Cerita Asha manajer kampanye digital

Asha, 27, seorang manajer kampanye digital di sebuah LSM hak asasi manusia, mengatakan dia juga menjauhkan diri dari teman-teman dekatnya selama setahun terakhir karena ketidakpekaan dan ketidaktahuan mereka tentang rasisme.

Tumbuh sebagai gadis Bangladesh di London Timur, Asha mengabaikan komentar rasis karena takut mengisolasi dirinya. Dia ingat teman-teman sekolahnya memanggilnya ‘Paki’ dan ‘teroris’ saat mereka bertengkar, tetapi dia tidak menentangnya. “Saya ingin disukai, jadi jika itu berarti menghadapi rasisme, biarlah,” katanya.

Di universitas di Wales, seorang teman baik sering menggunakan kata-kata rasis ‘bud bud ding ding’ di sekitar Asha, dengan alasan bahwa itu ‘hanya candaan’. Ketika dia mengatakan bahwa dia merasa tersinggung, teman-teman lainnya akan ikut mengejek dan menyuruhnya untuk lebih santai.

Saat Asha mulai mempelajari feminisme interseksional, ia mulai menegur orang-orang atas tindakan mikroagresi dan perampasan budaya, tetapi tidak pernah ditanggapi dengan serius. “Setiap kali, saya diserang oleh teman-teman kulit putih saya yang mengatakan bahwa saya salah,” ungkapnya. “Itu melelahkan, tetapi saya tidak ingin dianggap sebagai pengganggu pesta, jadi saya menerimanya saja.”

Namun setelah pertemuan yang menyakitkan dengan sahabatnya di universitas, Sarah* tahun lalu, Asha bersumpah untuk tidak pernah lagi menoleransi rasisme, tidak peduli seberapa besar atau kecilnya. “Itu terkait dengan perampasan budaya – dia mengenakan bindi di sebuah festival dan menulis keterangan yang sangat bermasalah saat mengunggah fotonya di media sosial.
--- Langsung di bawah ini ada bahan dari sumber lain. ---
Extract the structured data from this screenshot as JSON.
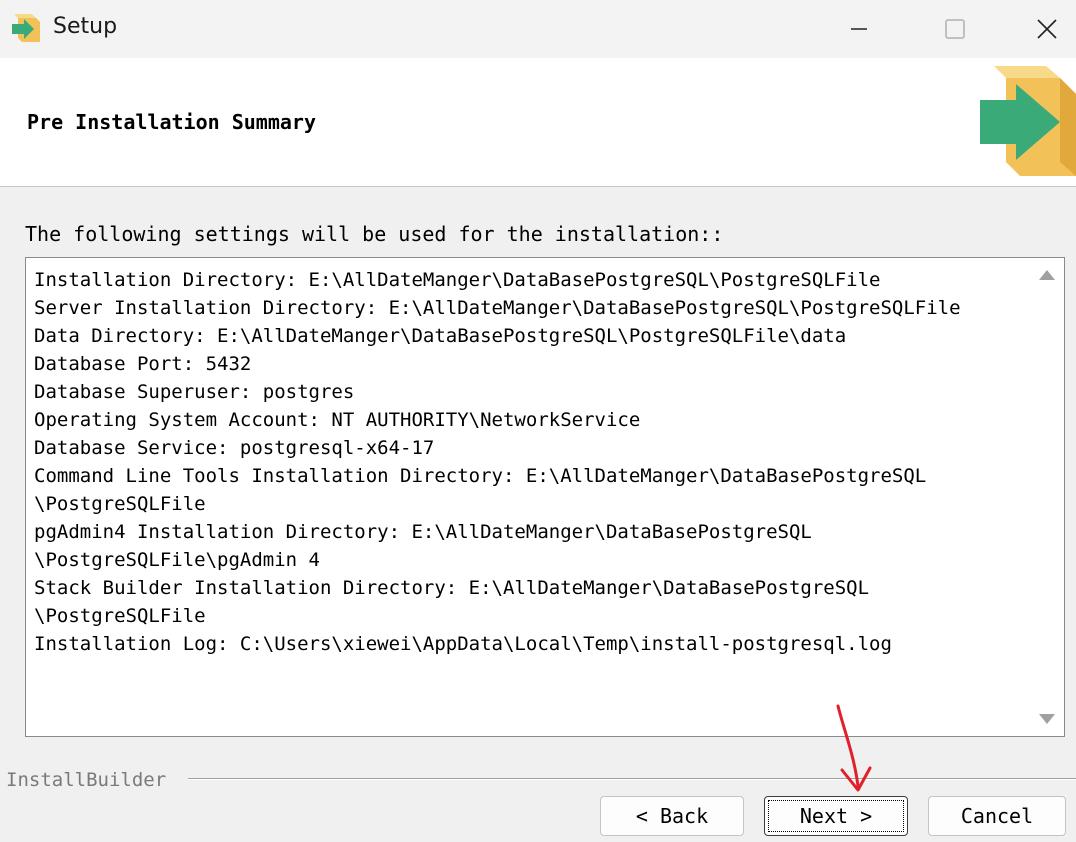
{
  "window": {
    "title": "Setup",
    "icon": "installer-box-icon",
    "controls": [
      "minimize-icon",
      "maximize-icon",
      "close-icon"
    ]
  },
  "header": {
    "heading": "Pre Installation Summary",
    "logo": "installer-box-logo"
  },
  "body": {
    "intro": "The following settings will be used for the installation::",
    "summary_lines": [
      "Installation Directory: E:\\AllDateManger\\DataBasePostgreSQL\\PostgreSQLFile",
      "Server Installation Directory: E:\\AllDateManger\\DataBasePostgreSQL\\PostgreSQLFile",
      "Data Directory: E:\\AllDateManger\\DataBasePostgreSQL\\PostgreSQLFile\\data",
      "Database Port: 5432",
      "Database Superuser: postgres",
      "Operating System Account: NT AUTHORITY\\NetworkService",
      "Database Service: postgresql-x64-17",
      "Command Line Tools Installation Directory: E:\\AllDateManger\\DataBasePostgreSQL",
      "\\PostgreSQLFile",
      "pgAdmin4 Installation Directory: E:\\AllDateManger\\DataBasePostgreSQL",
      "\\PostgreSQLFile\\pgAdmin 4",
      "Stack Builder Installation Directory: E:\\AllDateManger\\DataBasePostgreSQL",
      "\\PostgreSQLFile",
      "Installation Log: C:\\Users\\xiewei\\AppData\\Local\\Temp\\install-postgresql.log"
    ]
  },
  "footer": {
    "brand": "InstallBuilder",
    "back_label": "< Back",
    "next_label": "Next >",
    "cancel_label": "Cancel"
  },
  "colors": {
    "annotation_arrow": "#e0202a",
    "logo_green": "#3aaa78",
    "logo_box": "#f2c259"
  }
}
Ketika saya menegurnya, dia berpura-pura menghapusnya tetapi teman-teman saya yang lain mengatakan bahwa dia tidak menghapusnya. Saya kemudian mendapat permintaan maaf yang setengah-setengah,” jelasnya.
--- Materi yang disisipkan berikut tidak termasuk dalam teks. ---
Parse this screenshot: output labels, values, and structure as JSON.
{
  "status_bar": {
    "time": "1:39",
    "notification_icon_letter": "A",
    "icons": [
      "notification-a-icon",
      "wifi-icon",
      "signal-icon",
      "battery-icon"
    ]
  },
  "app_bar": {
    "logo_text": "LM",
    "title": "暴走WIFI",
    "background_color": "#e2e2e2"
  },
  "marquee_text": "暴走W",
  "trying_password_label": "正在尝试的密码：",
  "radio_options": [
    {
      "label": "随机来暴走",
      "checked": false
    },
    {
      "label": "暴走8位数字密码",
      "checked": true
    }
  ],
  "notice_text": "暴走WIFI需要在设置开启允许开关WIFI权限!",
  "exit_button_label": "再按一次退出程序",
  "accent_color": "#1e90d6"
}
“Kami sudah beberapa kali berbincang tentang bindi selama bertahun-tahun dan dia sepenuhnya menyadari betapa saya merasa tersinggung dan kesal, jadi rasa sakitnya terasa nyata dan nyata.”

Saat merenungkan kegagalan mereka, Asha mengakui sedih karena mereka tidak lagi berteman, tetapi pengalaman itu mengajarkannya bahwa tidak apa-apa untuk melepaskan persahabatan yang menguras emosi.
“Sekarang, ketika orang-orang yang saya anggap teman mengatakan hal-hal yang menyinggung tentang orang kulit berwarna, saya tidak keberatan untuk menyingkirkan mereka.”
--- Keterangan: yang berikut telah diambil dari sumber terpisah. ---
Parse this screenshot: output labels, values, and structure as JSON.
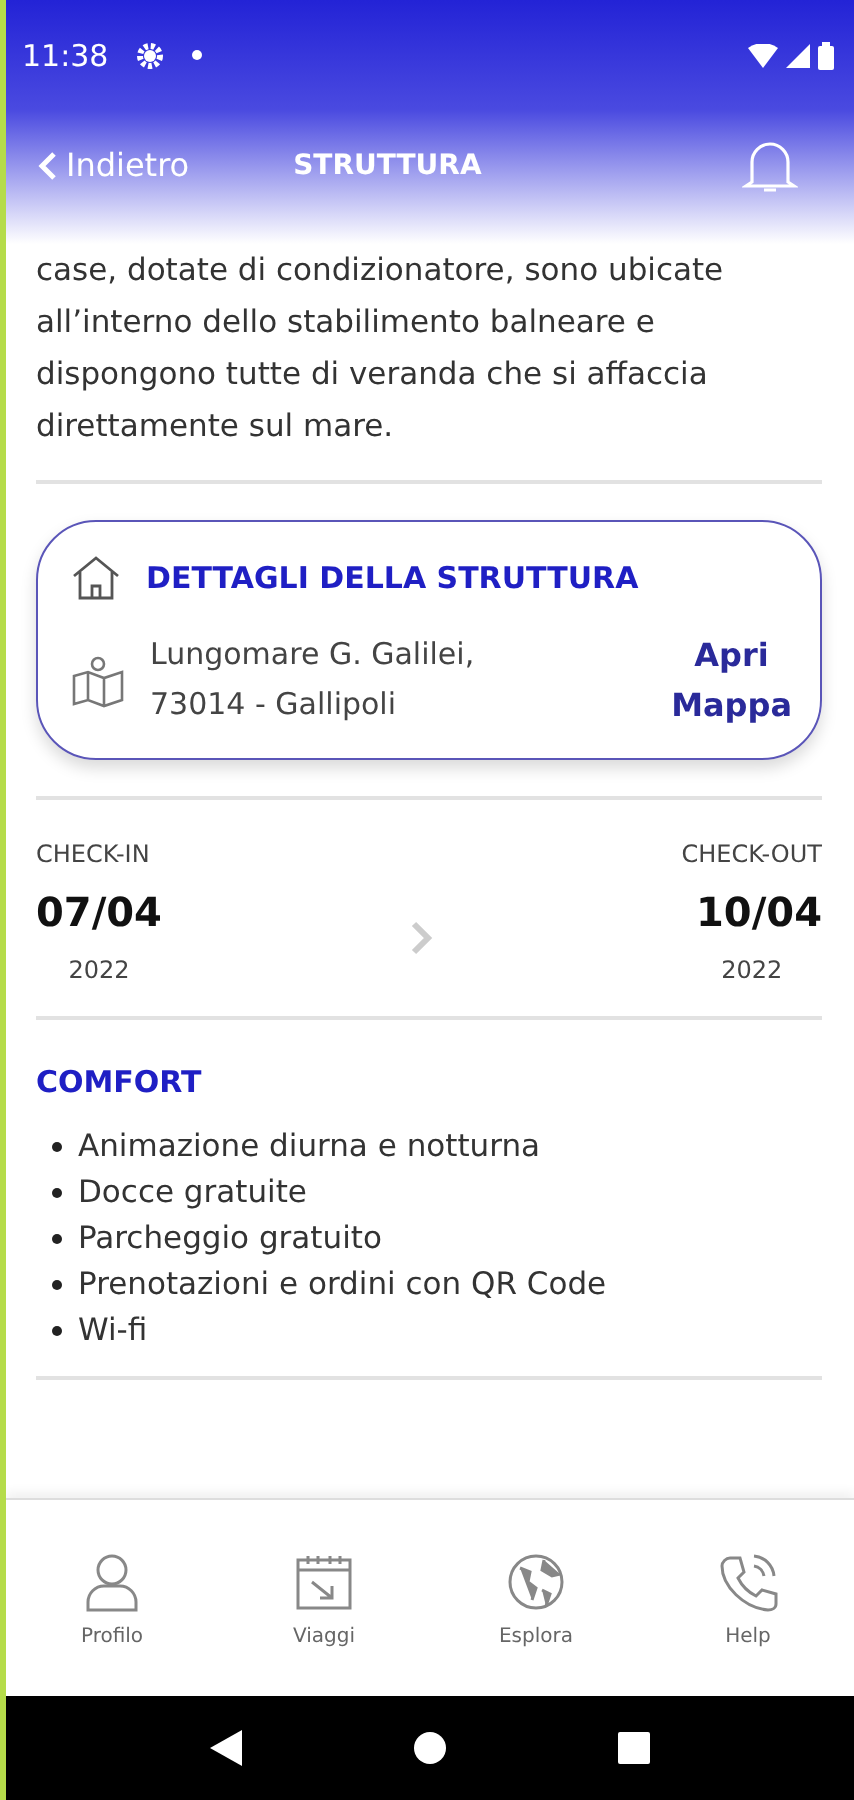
{
  "status_bar": {
    "time": "11:38"
  },
  "header": {
    "back": "Indietro",
    "title": "STRUTTURA"
  },
  "description": [
    "case, dotate di condizionatore, sono ubicate",
    "all’interno dello stabilimento balneare e",
    "dispongono tutte di veranda che si affaccia",
    "direttamente sul mare."
  ],
  "details_card": {
    "title": "DETTAGLI DELLA STRUTTURA",
    "address": [
      "Lungomare G. Galilei,",
      "73014 - Gallipoli"
    ],
    "map_link": [
      "Apri",
      "Mappa"
    ]
  },
  "stay": {
    "check_in": {
      "label": "CHECK-IN",
      "date": "07/04",
      "year": "2022"
    },
    "check_out": {
      "label": "CHECK-OUT",
      "date": "10/04",
      "year": "2022"
    }
  },
  "comfort": {
    "title": "COMFORT",
    "items": [
      "Animazione diurna e notturna",
      "Docce gratuite",
      "Parcheggio gratuito",
      "Prenotazioni e ordini con QR Code",
      "Wi-fi"
    ]
  },
  "bottom_nav": [
    {
      "kind": "user",
      "label": "Profilo"
    },
    {
      "kind": "calendar",
      "label": "Viaggi"
    },
    {
      "kind": "globe",
      "label": "Esplora"
    },
    {
      "kind": "phone",
      "label": "Help"
    }
  ]
}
Namun, sebelum pergi, Asha selalu menyampaikan alasan mengapa ia menganggap kata-kata atau tindakan mereka bermasalah. “Penting untuk memberi tahu mereka apa kesalahan mereka sehingga mereka dapat belajar dari kesalahan tersebut,” katanya.

Asha terbuka untuk memberi orang kesempatan kedua, tetapi tidak pernah berada dalam posisi di mana seseorang mengakui ketidaktahuannya dan mencoba mendapatkan kembali kepercayaannya. “Saya kira mereka merasa malu dan mungkin berpikir saya bereaksi berlebihan, jadi persahabatan kami pun berakhir begitu saja.”

Guru berusia 31 tahun Shivali* yang juga pernah menjadi korban rasisme dari teman-temannya berkali-kali, mengatakan pengalaman seperti itu membuatnya merasa dikhianati dan jijik.

Selama kuliah di Leicester, teman-teman kulit putihnya mengejek latar belakang Asia Selatannya, membuat lelucon tentang betapa ‘India’ rumahnya dan meniru aksen ‘ghetto’-nya. Namun, kurangnya rasa percaya diri membuatnya kesulitan untuk membela diri dan menegur mereka saat mereka membuatnya merasa tidak nyaman.